The success of a best-selling product can be a double-edged sword. While it brings financial rewards and builds brand recognition, it can also lead to creative stagnation. Maisie Schloss, designer behind the popular Maisie Wilen label, experienced this firsthand with her perforated knit designs. Their popularity, while gratifying, created a challenge for her. She felt constrained, longing to explore new ideas while simultaneously fulfilling customer expectations.
“I started to feel a little angsty towards them the last couple of seasons because they have been so popular,” Schloss shared from her California apartment. “They were inhibiting me from showing new things because people were focused on them, while I’m like, ‘Hey, look at this other stuff I made!’ but this season I’ve fallen in love with the fabric all over again.”
This rekindled passion stemmed from a significant shift in Schloss’s design process.

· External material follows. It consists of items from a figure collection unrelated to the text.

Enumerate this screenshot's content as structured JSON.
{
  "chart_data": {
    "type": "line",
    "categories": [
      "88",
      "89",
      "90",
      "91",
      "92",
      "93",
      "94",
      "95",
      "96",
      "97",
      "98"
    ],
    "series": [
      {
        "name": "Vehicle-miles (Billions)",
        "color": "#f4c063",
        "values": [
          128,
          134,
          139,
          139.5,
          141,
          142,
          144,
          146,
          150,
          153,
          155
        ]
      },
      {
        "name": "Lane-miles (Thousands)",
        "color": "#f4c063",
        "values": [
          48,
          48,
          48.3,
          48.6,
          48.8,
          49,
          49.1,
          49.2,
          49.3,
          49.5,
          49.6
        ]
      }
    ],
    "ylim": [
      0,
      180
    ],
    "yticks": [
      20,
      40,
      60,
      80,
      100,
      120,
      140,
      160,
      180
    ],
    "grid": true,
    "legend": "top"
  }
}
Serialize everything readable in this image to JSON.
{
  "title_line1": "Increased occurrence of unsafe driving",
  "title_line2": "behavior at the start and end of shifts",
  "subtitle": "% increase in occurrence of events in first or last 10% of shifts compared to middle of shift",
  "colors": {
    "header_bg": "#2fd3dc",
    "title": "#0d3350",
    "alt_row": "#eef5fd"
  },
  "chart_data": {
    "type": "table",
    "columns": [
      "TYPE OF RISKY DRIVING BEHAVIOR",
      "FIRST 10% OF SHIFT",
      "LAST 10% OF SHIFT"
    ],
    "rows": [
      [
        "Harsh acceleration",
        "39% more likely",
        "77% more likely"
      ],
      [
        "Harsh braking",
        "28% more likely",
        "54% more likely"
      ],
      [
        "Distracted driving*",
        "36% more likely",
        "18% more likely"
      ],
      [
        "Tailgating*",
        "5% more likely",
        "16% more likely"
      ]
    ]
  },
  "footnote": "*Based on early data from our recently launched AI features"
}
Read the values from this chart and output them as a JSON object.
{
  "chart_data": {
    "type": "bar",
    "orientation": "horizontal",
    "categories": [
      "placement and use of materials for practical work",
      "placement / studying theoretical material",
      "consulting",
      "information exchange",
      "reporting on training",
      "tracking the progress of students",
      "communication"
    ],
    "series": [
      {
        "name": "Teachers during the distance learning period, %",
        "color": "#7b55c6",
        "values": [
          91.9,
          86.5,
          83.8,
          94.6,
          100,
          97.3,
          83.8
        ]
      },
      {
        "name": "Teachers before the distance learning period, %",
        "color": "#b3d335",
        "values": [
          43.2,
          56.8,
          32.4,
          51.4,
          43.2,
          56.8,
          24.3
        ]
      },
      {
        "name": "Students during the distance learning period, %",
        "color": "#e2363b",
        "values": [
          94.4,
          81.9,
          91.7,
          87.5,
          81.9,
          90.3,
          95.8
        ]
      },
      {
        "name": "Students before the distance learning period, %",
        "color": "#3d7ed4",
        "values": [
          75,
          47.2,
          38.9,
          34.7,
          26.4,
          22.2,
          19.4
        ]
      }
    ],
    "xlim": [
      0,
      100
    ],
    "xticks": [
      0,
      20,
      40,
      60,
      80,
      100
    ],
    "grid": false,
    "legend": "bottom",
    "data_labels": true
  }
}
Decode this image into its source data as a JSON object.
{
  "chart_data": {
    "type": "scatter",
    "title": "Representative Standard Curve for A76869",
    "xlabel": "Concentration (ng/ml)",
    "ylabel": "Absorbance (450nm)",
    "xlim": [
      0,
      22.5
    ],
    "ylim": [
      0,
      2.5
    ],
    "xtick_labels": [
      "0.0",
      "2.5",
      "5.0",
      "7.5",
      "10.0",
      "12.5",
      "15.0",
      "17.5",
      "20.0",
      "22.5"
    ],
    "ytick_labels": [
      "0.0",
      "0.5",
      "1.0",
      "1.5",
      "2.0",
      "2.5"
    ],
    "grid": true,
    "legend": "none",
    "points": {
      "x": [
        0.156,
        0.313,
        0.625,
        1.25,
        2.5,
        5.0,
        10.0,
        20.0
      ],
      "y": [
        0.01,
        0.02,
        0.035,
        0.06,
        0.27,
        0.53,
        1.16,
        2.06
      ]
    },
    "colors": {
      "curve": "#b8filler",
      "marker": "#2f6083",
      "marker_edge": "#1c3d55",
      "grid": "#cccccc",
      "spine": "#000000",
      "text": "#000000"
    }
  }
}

Known for her digital-heavy approach, incorporating digital prints and optical illusions into her collections, she decided to take a different path this season.
“Previously, I’ve been almost entirely digital,” Schloss explained, describing how her design journey typically involved digital sketching, silhouette development, and meticulous planning. “Once it was all finalized on the computer I’d make the actual things, it was all very calculated.” While practical, this approach often resulted in a polished, predictable outcome.
Seeking a more spontaneous and artistic expression, Schloss closed her laptop and ventured into the streets of Los Angeles. She embarked on a quest for deadstock materials, abandoning her meticulously planned designs for an improvised, material-driven approach. She draped raffia around the body, threaded vintage beads together, creating funky separates resembling bejeweled fishing nets. She even reimagined her signature perforated jersey, twisting and draping it for a sense of novelty.
“It feels like fine art, observing an image and creating it simultaneously,” Schloss remarked on her newfound methodology, which infused her collection with dimension and depth. “I was like, ‘I have to log off for a minute,'” she joked, acknowledging the need to escape the confines of her digital routine. It seems that this digital detox allowed Schloss to rediscover the beauty and potential of her craft, ultimately giving birth to a collection that feels fresh, artistic, and undeniably Maisie Wilen.